New York City failed to collect $42.6 million in penalties from school bus companies due to drivers’ failure to log into GPS systems as required, a new audit by City Comptroller Brad Lander found.
The GPS systems are supposed to allow parents to track when buses are about to arrive, as well as their kids’ whereabouts once they’re aboard. But parents have complained for years that the GPS often doesn’t work. Lander said a lack of accountability is one of the problems driving the dysfunction of the notorious school bus system.
“For decades, our city’s school bus system has failed our students and families,” he said.

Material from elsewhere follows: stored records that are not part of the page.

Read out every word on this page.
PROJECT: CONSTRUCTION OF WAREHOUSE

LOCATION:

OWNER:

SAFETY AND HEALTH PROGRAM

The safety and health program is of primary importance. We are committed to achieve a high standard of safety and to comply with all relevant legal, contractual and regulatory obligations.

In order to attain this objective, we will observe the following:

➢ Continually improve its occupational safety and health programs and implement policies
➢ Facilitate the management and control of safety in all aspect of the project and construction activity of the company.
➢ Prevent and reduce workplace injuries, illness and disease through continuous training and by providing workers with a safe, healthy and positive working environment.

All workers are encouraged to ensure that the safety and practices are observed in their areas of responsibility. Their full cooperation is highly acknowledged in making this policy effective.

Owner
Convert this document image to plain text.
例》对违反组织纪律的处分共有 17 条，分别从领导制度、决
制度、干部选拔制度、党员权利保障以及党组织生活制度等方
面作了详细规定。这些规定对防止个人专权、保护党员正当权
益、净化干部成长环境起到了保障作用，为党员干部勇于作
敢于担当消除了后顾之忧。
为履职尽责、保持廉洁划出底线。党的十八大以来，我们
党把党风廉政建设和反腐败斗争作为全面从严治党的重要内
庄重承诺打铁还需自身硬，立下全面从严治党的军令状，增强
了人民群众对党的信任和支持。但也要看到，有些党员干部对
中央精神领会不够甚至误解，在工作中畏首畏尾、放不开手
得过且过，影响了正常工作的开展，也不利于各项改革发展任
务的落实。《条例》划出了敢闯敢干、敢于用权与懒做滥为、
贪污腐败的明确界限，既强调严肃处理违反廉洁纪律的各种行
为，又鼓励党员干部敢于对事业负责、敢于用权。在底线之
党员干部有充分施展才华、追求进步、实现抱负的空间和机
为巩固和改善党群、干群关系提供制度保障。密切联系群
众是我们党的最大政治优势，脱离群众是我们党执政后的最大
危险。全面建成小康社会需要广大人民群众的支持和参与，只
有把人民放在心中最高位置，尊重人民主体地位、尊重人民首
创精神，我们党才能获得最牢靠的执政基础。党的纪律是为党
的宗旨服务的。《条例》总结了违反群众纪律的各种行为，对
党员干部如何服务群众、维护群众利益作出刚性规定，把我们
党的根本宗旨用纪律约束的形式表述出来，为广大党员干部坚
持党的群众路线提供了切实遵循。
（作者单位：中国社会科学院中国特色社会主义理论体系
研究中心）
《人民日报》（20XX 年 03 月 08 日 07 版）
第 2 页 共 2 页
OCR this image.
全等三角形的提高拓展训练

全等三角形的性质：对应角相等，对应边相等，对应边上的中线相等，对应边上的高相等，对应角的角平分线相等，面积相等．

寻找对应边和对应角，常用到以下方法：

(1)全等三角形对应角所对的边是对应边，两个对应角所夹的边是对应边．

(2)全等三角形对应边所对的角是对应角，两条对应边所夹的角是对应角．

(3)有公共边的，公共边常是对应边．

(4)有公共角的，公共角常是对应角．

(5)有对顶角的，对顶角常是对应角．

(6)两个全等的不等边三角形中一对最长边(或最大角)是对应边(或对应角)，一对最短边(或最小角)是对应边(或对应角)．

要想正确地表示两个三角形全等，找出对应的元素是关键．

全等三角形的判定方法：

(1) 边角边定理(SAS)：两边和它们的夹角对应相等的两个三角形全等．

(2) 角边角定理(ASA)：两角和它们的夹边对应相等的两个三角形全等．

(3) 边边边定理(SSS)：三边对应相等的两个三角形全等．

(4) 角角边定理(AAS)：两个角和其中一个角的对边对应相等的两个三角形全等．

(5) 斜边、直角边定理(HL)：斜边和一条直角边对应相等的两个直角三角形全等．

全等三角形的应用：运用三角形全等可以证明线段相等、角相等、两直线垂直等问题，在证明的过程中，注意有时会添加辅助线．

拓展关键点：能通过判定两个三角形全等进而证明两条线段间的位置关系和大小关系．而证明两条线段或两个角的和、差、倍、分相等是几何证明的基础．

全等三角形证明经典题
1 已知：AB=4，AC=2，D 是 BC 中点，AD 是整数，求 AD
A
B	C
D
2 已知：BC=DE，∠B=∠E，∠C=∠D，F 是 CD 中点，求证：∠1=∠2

Lander’s audit comes after a Gothamist investigation found the city’s official data on delays and other school bus problems do not capture the full scope of the problem. The city relies on school bus companies to self-report incidents, like when they are stuck in traffic, get in a crash or don’t show up at all.
The city last month renewed an agreement with bus companies for the next three years despite the persistent problems, but pushed back against an even-longer contract supported by the bus companies. Lander said officials must use that window to finally reform the system.
“With the shortened three-year contract extensions, City Hall has a unique opportunity to fix our schools’ dysfunctional bus system,” the comptroller said.
Some 145,000 children take yellow school buses, which cost nearly $2 billion per year. Many of the children who ride the buses have disabilities or are homeless. Advocates said the bus problems disproportionately affect the city’s most vulnerable kids.
“Inconsistent, unreliable transportation not only disrupts children’s education, it also takes a financial and emotional toll on families, making it even more challenging to raise children in this city,” Maria Odom, executive director of the nonprofit Advocates for Children of New York, said. “We urge the new administration to take immediate action to address long-standing issues.”
Separate improvements to school bus GPS systems through a $51.7 million contract with the company Via Transportation haven’t materialized, according to Lander’s audit. Via did not respond to an inquiry.
Bus companies also often don’t do practice runs of routes before the start of the school year, the audit found.
Parents have long pleaded with officials to overhaul the dysfunctional system, and have recently focused on decades-old bus contracts as a way to force reforms.
Some of the largest school bus companies earlier this fall threatened to halt service if the city did not agree to a five-year-extension on those contracts. An education oversight panel ultimately agreed to a shorter, three-year extension, with promises to start negotiating tougher terms.
Schools Chancellor Melissa Aviles-Ramos recently told Gothamist she supported the shorter contract, and more accountability was needed for both the education department and school bus companies.
Lander suggested the city pursue one of three “potential solutions” to the school bus problem: rebidding bus contracts with much stronger requirements for improved service, bringing the school bus system in house as a municipally run agency or expanding the city’s nonprofit school bus service, NYCSBUS.